Lysosomes are small membranous organelles which are essential for recycling cellular waste. They are critical to cellular health and lysosomal dysfunction is a predominant feature of several diseases like lysosomal storage disorders, neurodegeneration and nephropathies. The absence of functional lysosomes leads to a build-up of toxic cellular waste which is detrimental to all aspects of cellular metabolism and function. 

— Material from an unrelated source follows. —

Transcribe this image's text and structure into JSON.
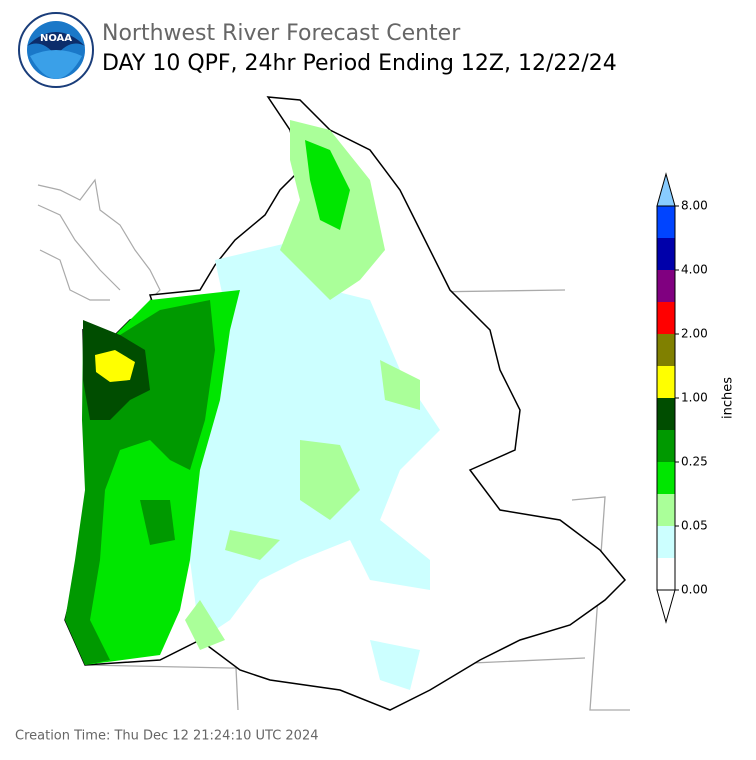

A team of researchers around IBC2 Director Ivan Đikić studied the neighbourhood of damaged lysosomes by unbiased proteomics and high-resolution microscopy and stumbled onto a previously unknown regeneration pathway which can restore lysosomal function following acute membrane damage. As published now in Nature Cell Biology, this pathway is activated within the first 2 hours of damage and requires the concerted action of a group of proteins including TBC1D15, Dynamin2, clathrin and molecular motors. The autophagy machinery, including ATG8 proteins, is also an indispensable part of this molecular ensemble, which is needed to regenerate functional lysosomes following membrane damage. Upon damage, LIMP2, a lysosomal membrane protein, binds ATG8 proteins and recruits TBC1D15, which in turn recruits the regeneration machinery. Live cell imaging of lysosomes in cells treated with the lysosomotropic drug LLOMe captured the regeneration process in real time. It involved formation of lysosomal tubules from damaged membrane masses, which were elongated along microtubules and cleaved to form new functional organelles. Mechanistically this process is similar but not identical to a process called autophagic lysosomal reformation which marks the terminal step of autophagy activated by prolonged starvation. Interestingly, we saw the activation of this lysosomal regeneration pathway in a cell model of oxalate mediated nephropathy. The next vital step will be to test the relevance of this pathway in the context of lysosomal diseases.